Dr. Dana Walters, DDS has also noticed the family connection with teeth grinding. She notes that family members who have teeth grinding in common also tend to have other things in common, including increased hormone levels, variations in certain genes, and neurotransmitter morphisms.
Some other risk factors affect your chance of developing bruxism, including your age and your lifestyle. Many people are surprised to find that children tend to suffer from bruxism more than adults. Lifestyle decisions, such as drug use or anxiety management may play a role in your chances of developing bruxism as well. The prevalence among men and women is very similar.
Is there a clear cut answer on whether bruxism is caused by genetics? No. Can a family history of bruxism predispose you to bruxing as well? As it appears, yes. If you have at least one of the suspected causes of bruxism and one of your close family members has bruxism, you may find yourself bruxing in the future, if you’re not already.
A very common technique to manage bruxism is the use of mouthguards, in fact if you have a family member who is prone to teeth grinding and clenching, you might have noticed that he or she already uses a night guard.
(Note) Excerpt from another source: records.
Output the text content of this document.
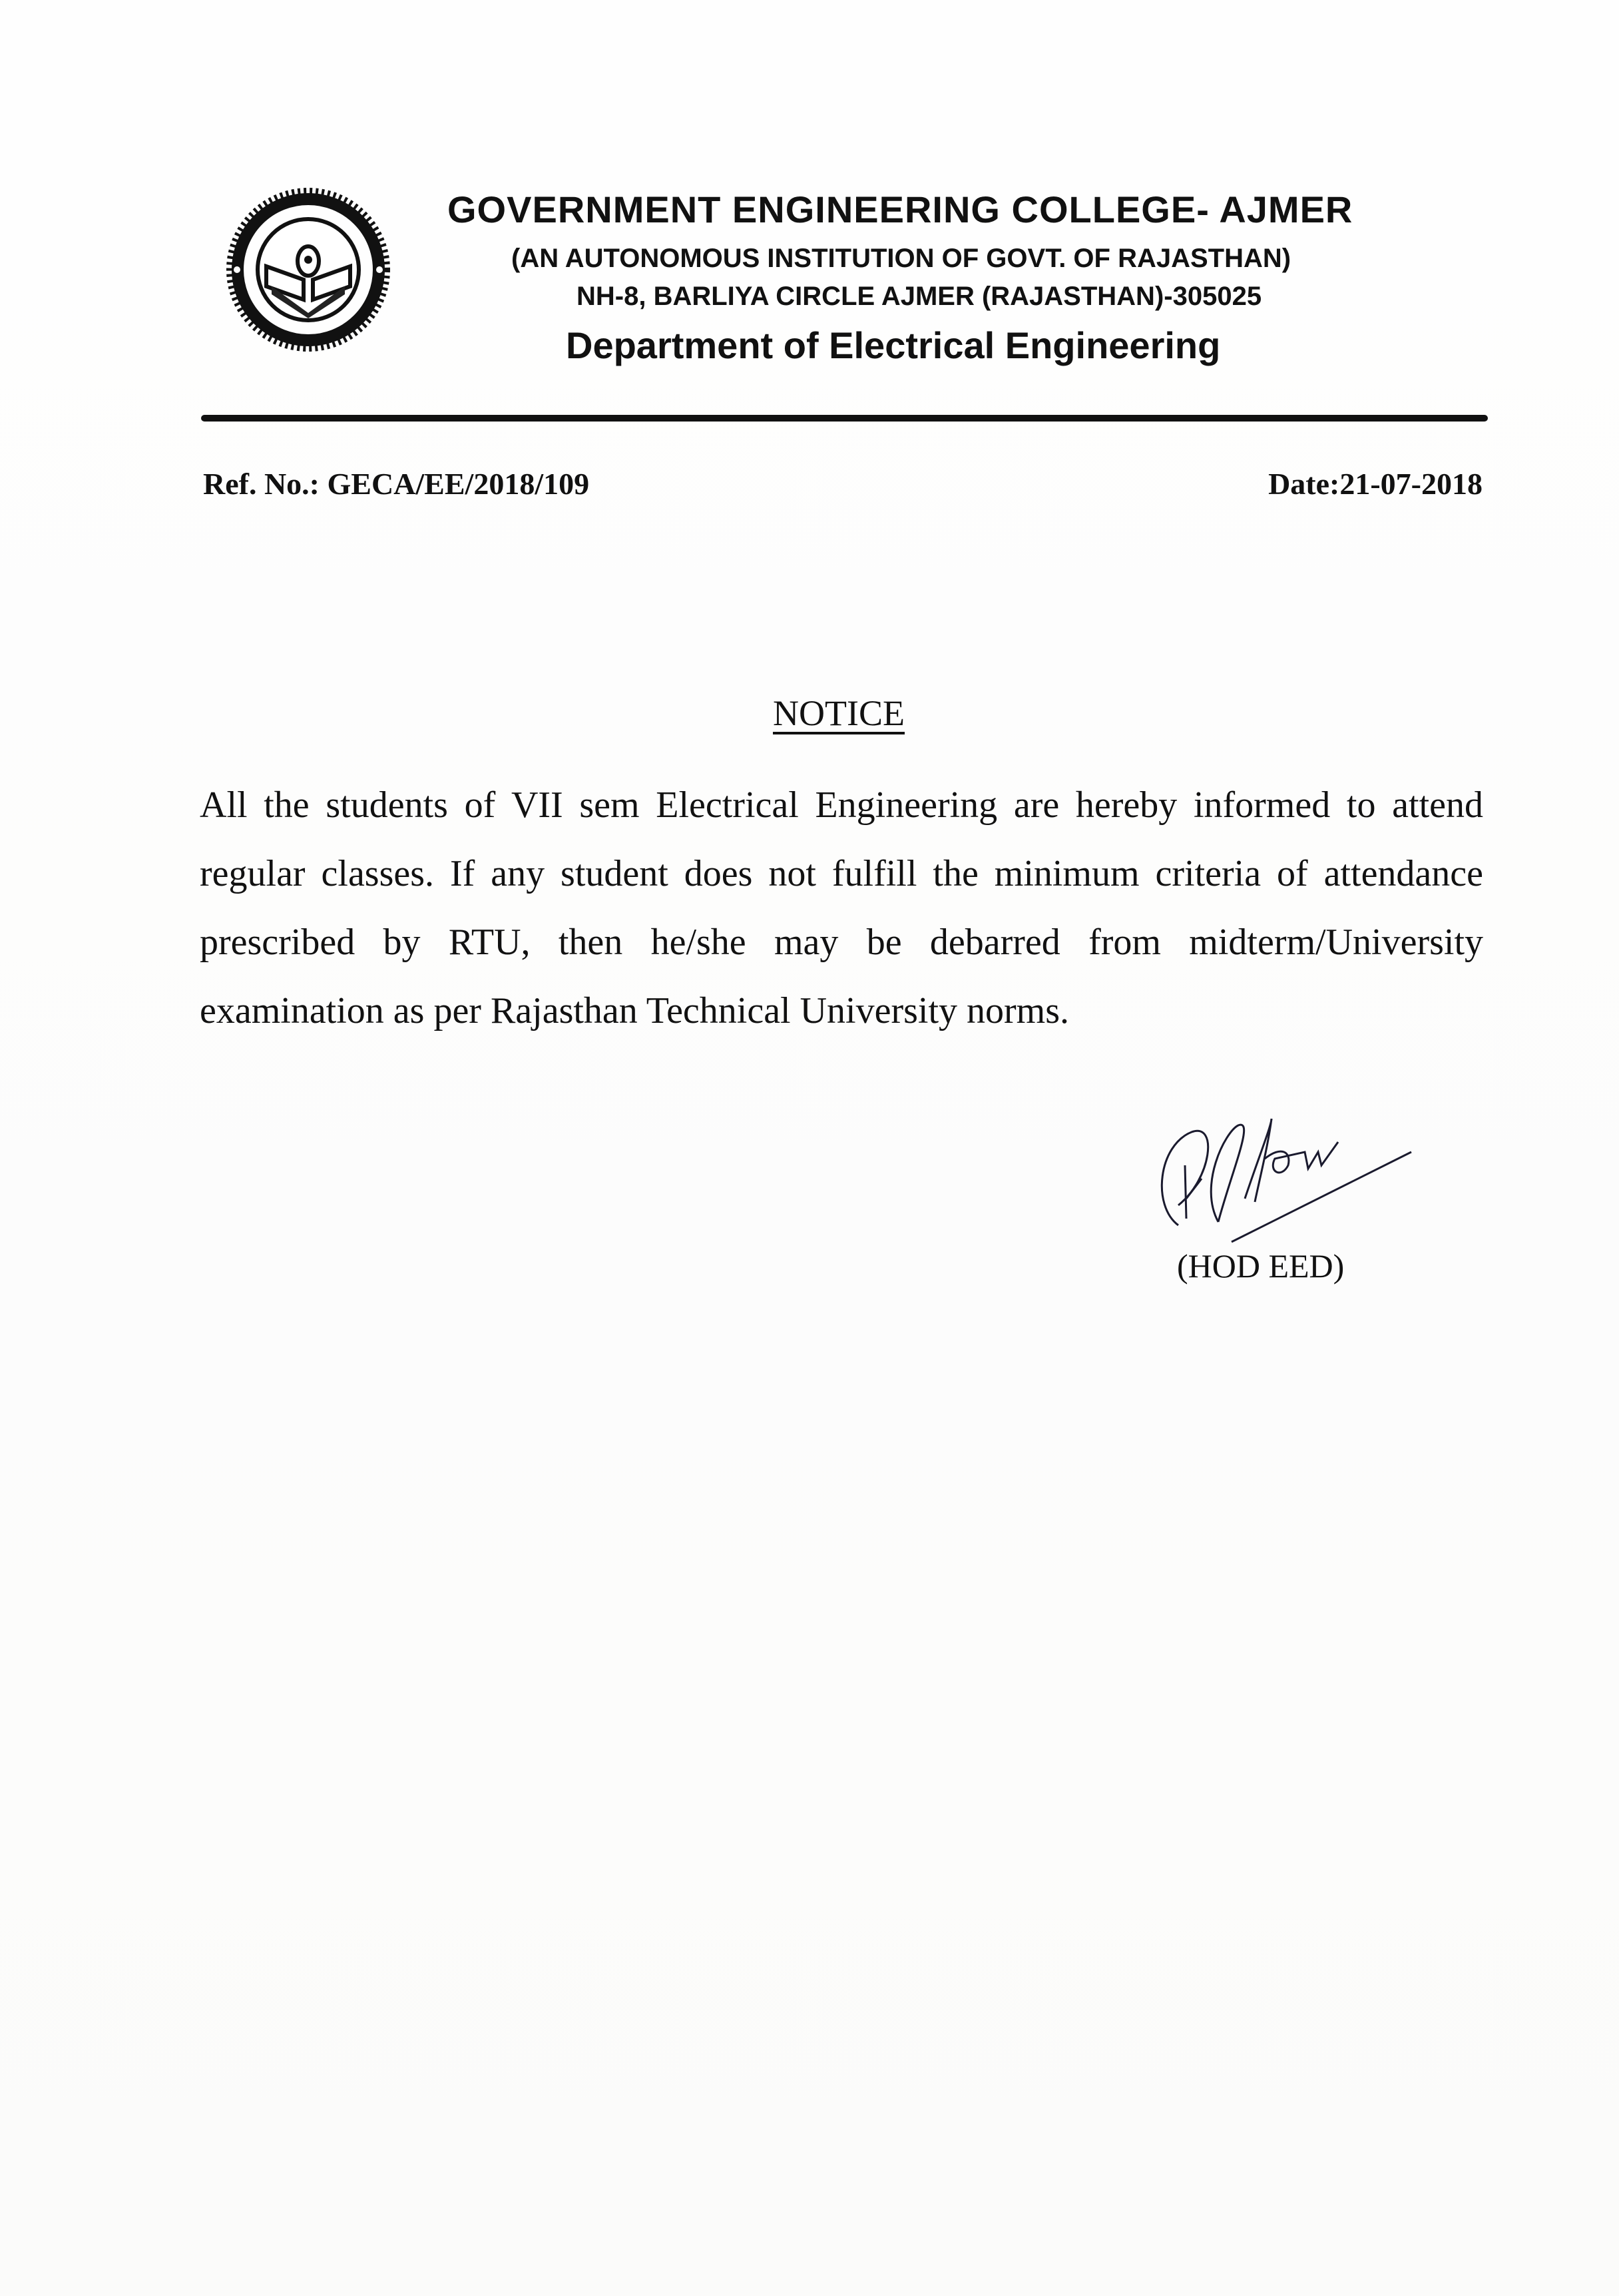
GOVERNMENT ENGINEERING COLLEGE- AJMER
(AN AUTONOMOUS INSTITUTION OF GOVT. OF RAJASTHAN)
NH-8, BARLIYA CIRCLE AJMER (RAJASTHAN)-305025
Department of Electrical Engineering
Ref. No.: GECA/EE/2018/109	Date:21-07-2018
NOTICE
All the students of VII sem Electrical Engineering are hereby informed to attend regular classes. If any student does not fulfill the minimum criteria of attendance prescribed by RTU, then he/she may be debarred from midterm/University examination as per Rajasthan Technical University norms.
(HOD EED)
A night guard, also known as an occlusal splint, will help relieve the symptoms and protect your teeth, but it’s not going to stop you from the act of tooth grinding or clenching.
There are alternative approaches to treat and even eliminate bruxism, and many of these involve removing the suspected cause. For example, if you find out that you have sleep apnea, a CPAP machine used to treat sleep apnea might also stop your grinding. Similarly, if you or your dentist suspect your bruxism is caused by a medication, finding a suitable alternative medication might do the trick. Never stop taking medication without the supervision of your doctor.
When bruxism is due to stress, anxiety, or other psychological factors, some people have found relief by working on reducing and managing their stress and anxiety. Some popular methods include exercise, meditation, and cognitive behavioral therapy.
Mild cases of bruxism are annoying and severe cases are damaging, but thankfully no cases of bruxism are life threatening. The anecdotal genetic link is definitely there for bruxism, but the jury is still out on the definitive cause.